Ruby is a fully object-oriented interpreted scripting language. It prides on combining the best features from other languages such as Eiffel, Java, Python and Perl. Ruby is natural and easy language and everything is an object no exceptions. Best source for more information about Ruby is the Official Ruby language site.
So what about Rails what is that really?
Ruby on Rails is a web application framework built using ruby as it language. It is open source and promises easy of use and programmer happiness. All Rails applications are built using MVC pattern and its all built-in. When you create a new rails applications it is as easy as issuing
rails /path/to/application
Next thing you might want to do is configure your environment. All you really need is to put in your database name, username, password and host in config/database.yml. Now you can create your model on tables you have. For my example I created a table entries which had columns name, email and message at first. Generating the model from that was as easy as issuing
./scripts/generate model Entry
Notice that the model is singular and the table name is plural. Now that we have a model to work with. Lets create a controller and views for it.
./scripts/generate scaffold Entry
Now you have the basic CRUD operations and views for you to customize and not a single line of code written. Scaffold is a handy little thing that generates all that for you. You can use scaffold also with out generating the code first generating a controller for your model and then inserting scaffold :entry into your controller which would then look like
class EntriesController < ApplicationController
scaffold :entry
end
Well that concludes my introductio to rails. You can find more thorough tutorials from the Ruby on Rails website. As a result of this experiment I ended up with a simple guestbook application which I'm making available for everyone to download
Installation of RoR
Next I should probably provide some information about the installation process to by Debian based server. This information might be also useful to my friends whose site I'm hosting on this server.
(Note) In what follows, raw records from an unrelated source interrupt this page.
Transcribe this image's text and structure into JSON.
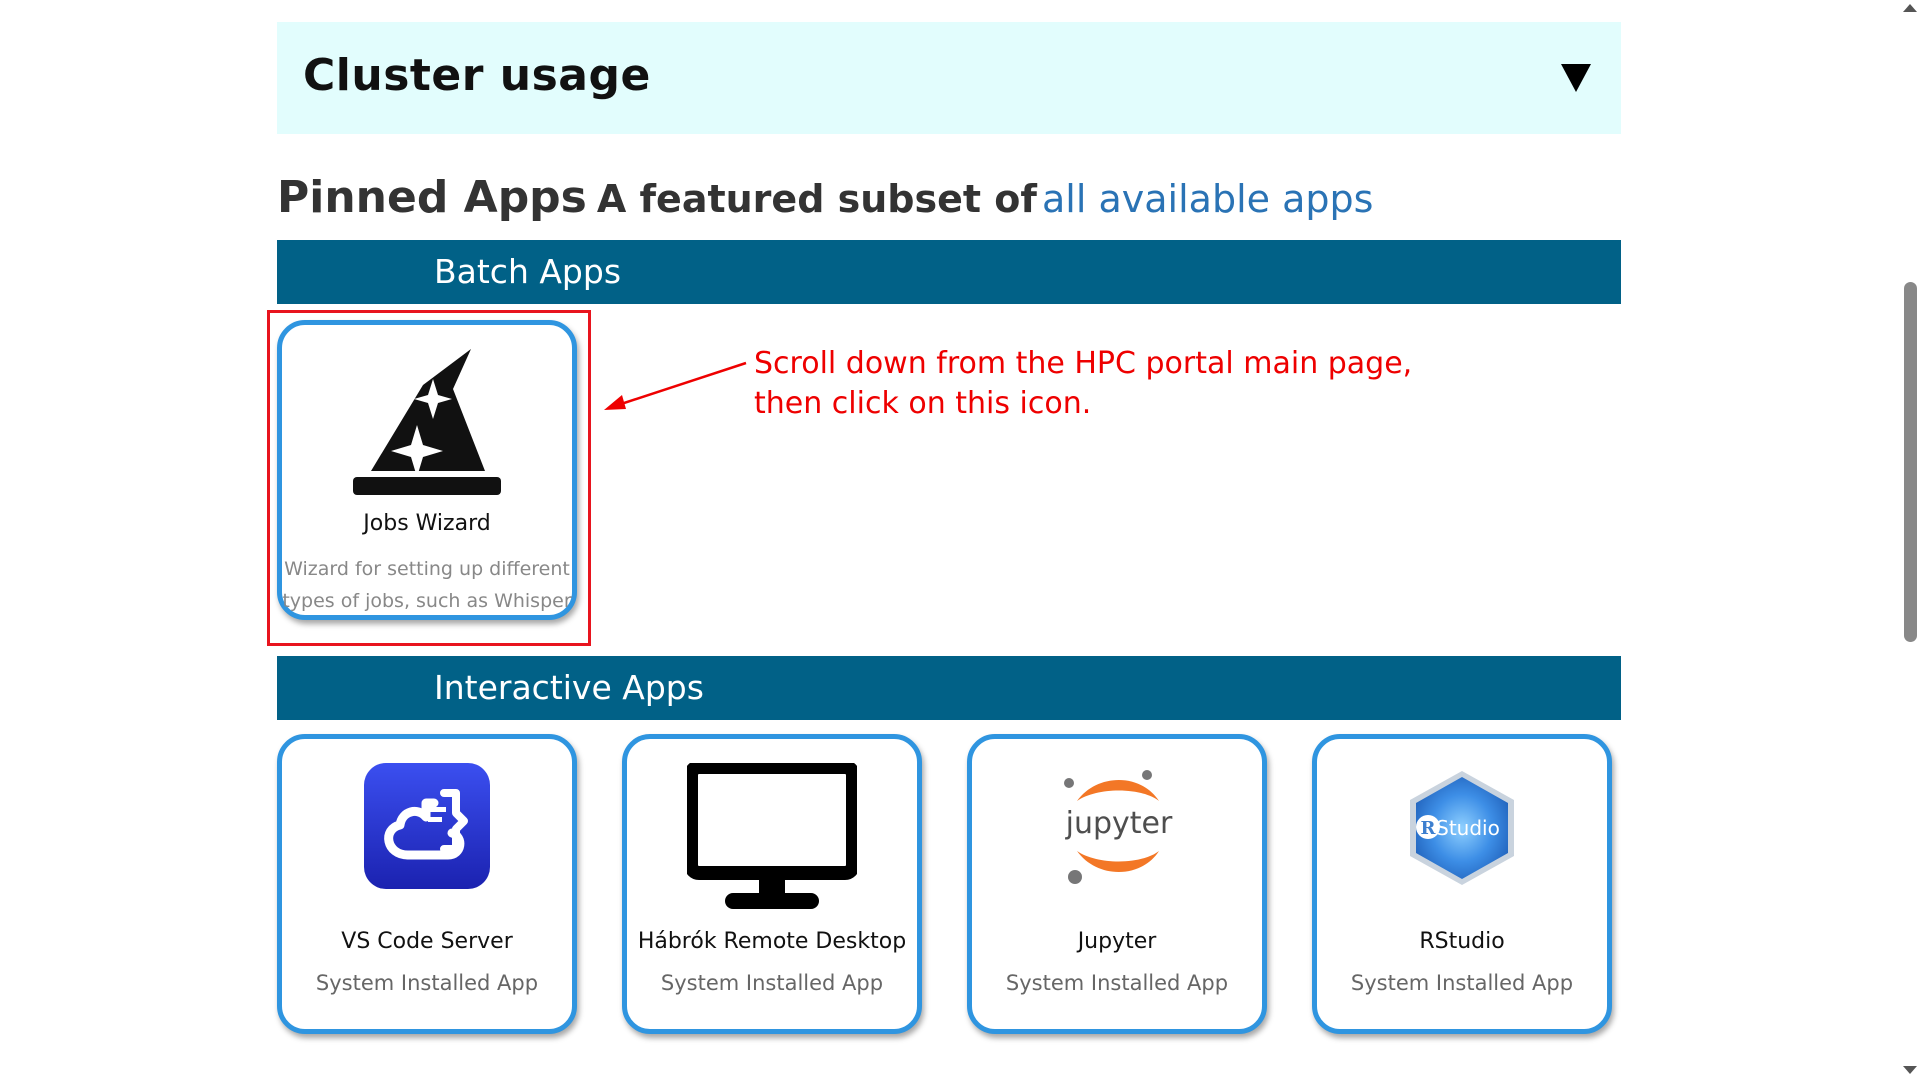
{
  "cluster": {
    "title": "Cluster usage"
  },
  "pinned": {
    "title": "Pinned Apps",
    "subtitle": "A featured subset of",
    "link": "all available apps"
  },
  "sections": {
    "batch": "Batch Apps",
    "interactive": "Interactive Apps"
  },
  "batch_apps": [
    {
      "name": "Jobs Wizard",
      "desc_line1": "Wizard for setting up different",
      "desc_line2": "types of jobs, such as Whisper",
      "icon": "wizard-hat-icon"
    }
  ],
  "interactive_apps": [
    {
      "name": "VS Code Server",
      "desc": "System Installed App",
      "icon": "vscode-server-icon"
    },
    {
      "name": "Hábrók Remote Desktop",
      "desc": "System Installed App",
      "icon": "monitor-icon"
    },
    {
      "name": "Jupyter",
      "desc": "System Installed App",
      "icon": "jupyter-icon",
      "logo_text": "jupyter"
    },
    {
      "name": "RStudio",
      "desc": "System Installed App",
      "icon": "rstudio-icon",
      "logo_r": "R",
      "logo_text": "Studio"
    }
  ],
  "annotation": {
    "line1": "Scroll down from the HPC portal main page,",
    "line2": "then click on this icon."
  },
  "colors": {
    "cluster_bg": "#e2fdfd",
    "section_bar": "#016187",
    "card_border": "#2f95e0",
    "link": "#2a73b5",
    "annotation": "#ee0000"
  }
}
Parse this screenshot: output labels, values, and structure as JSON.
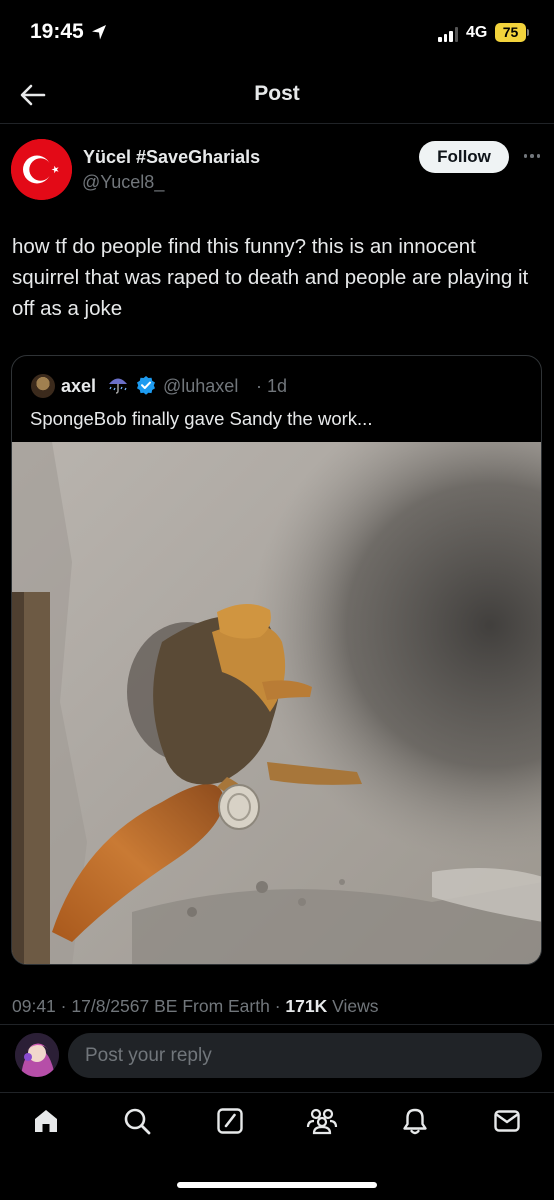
{
  "status_bar": {
    "time": "19:45",
    "network": "4G",
    "battery": "75",
    "icons": [
      "location-arrow-icon",
      "signal-icon"
    ]
  },
  "header": {
    "title": "Post",
    "back_icon": "arrow-left-icon"
  },
  "post": {
    "author_name": "Yücel #SaveGharials",
    "author_handle": "@Yucel8_",
    "follow_label": "Follow",
    "text": "how tf do people find this funny? this is an innocent squirrel that was raped to death and people are playing it off as a joke",
    "avatar_icon": "turkish-flag-icon"
  },
  "quote": {
    "author_name": "axel",
    "author_emoji": "umbrella-rain-icon",
    "verified_icon": "verified-badge-icon",
    "author_handle": "@luhaxel",
    "separator": "·",
    "time": "1d",
    "text": "SpongeBob finally gave Sandy the work..."
  },
  "meta": {
    "time": "09:41",
    "date": "17/8/2567 BE",
    "source": "From Earth",
    "views_count": "171K",
    "views_label": "Views",
    "separator": "·"
  },
  "reply": {
    "placeholder": "Post your reply"
  },
  "nav": {
    "items": [
      "home-icon",
      "search-icon",
      "compose-icon",
      "communities-icon",
      "notifications-icon",
      "messages-icon"
    ]
  },
  "colors": {
    "background": "#000000",
    "text_primary": "#e7e9ea",
    "text_secondary": "#71767b",
    "verified": "#1d9bf0",
    "battery": "#f2d33c",
    "flag_red": "#e30a17"
  }
}
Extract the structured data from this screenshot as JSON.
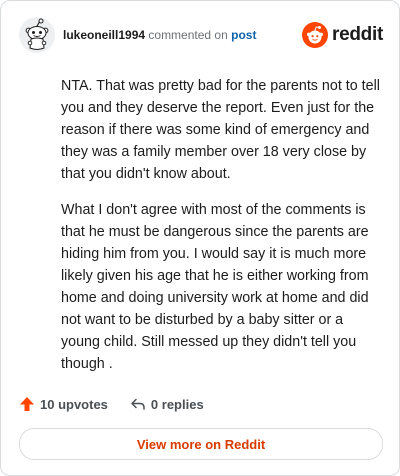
{
  "comment": {
    "username": "lukeoneill1994",
    "action_text": "commented on",
    "post_link": "post",
    "paragraphs": [
      "NTA. That was pretty bad for the parents not to tell you and they deserve the report. Even just for the reason if there was some kind of emergency and they was a family member over 18 very close by that you didn't know about.",
      "What I don't agree with most of the comments is that he must be dangerous since the parents are hiding him from you. I would say it is much more likely given his age that he is either working from home and doing university work at home and did not want to be disturbed by a baby sitter or a young child. Still messed up they didn't tell you though ."
    ]
  },
  "brand": {
    "name": "reddit",
    "color": "#ff4500"
  },
  "actions": {
    "upvotes": "10 upvotes",
    "replies": "0 replies"
  },
  "footer": {
    "view_more": "View more on Reddit"
  },
  "icons": {
    "avatar": "snoo-avatar-icon",
    "brand": "reddit-logo-icon",
    "upvote": "upvote-arrow-icon",
    "reply": "reply-arrow-icon"
  }
}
Since this server is running Debian stable I had to add testing to the apt source.list. Now to make sure my other packages weren't upgraded to testing versions I added following line to my apt.conf
APT::Default-Release "stable";
Now installing latest rails was as easy as issuing
aptitude -t testing rails
I also took the latest version of ruby and rake by issuing
aptitude -t testing ruby
aptitude -t testing rake
Configuring Apache
Next thing is to configure apache. That was also fairly simple task even though I'm using suExec to run CGI. The good thing is that Debian installs ruby in the safe path used by suExec so I'm covered.
<VirtualHost *:80>
ServerName rails.javaguru.fi
DocumentRoot /path/to/wwwsites/rails.javaguru.fi
SuexecUserGroup username group
<Directory /path/to/wwwsites/rails.javaguru.fi/>
Options ExecCGI FollowSymLinks
AllowOverride all
Allow from all
Order allow,deny
</Directory>
</VirtualHost>
My rails.javaguru.fi directory is actually a symlink to my guestbook/public directory. Rails generates everything needed to use rails with apache in the public directory of the application. You should never make the application root as your apache document root. That could cause some serious security issues.
Conclusion
I think Ruby on rails lives up to it's expectation but I don't think it will ever replace Java and J2EE. I'm sure it will become more popular over time and it could be a replacement for PHP. I for sure will learn more about ruby and everything I would normally do with php I will from now on do with RoR. Rails to me looks like a web framework with bunch or scripts that automate things. This could well be done with some ant or maven build scripts for a Spring MVC + Hibernate. Perhaps we'll see Spring on Rails some day.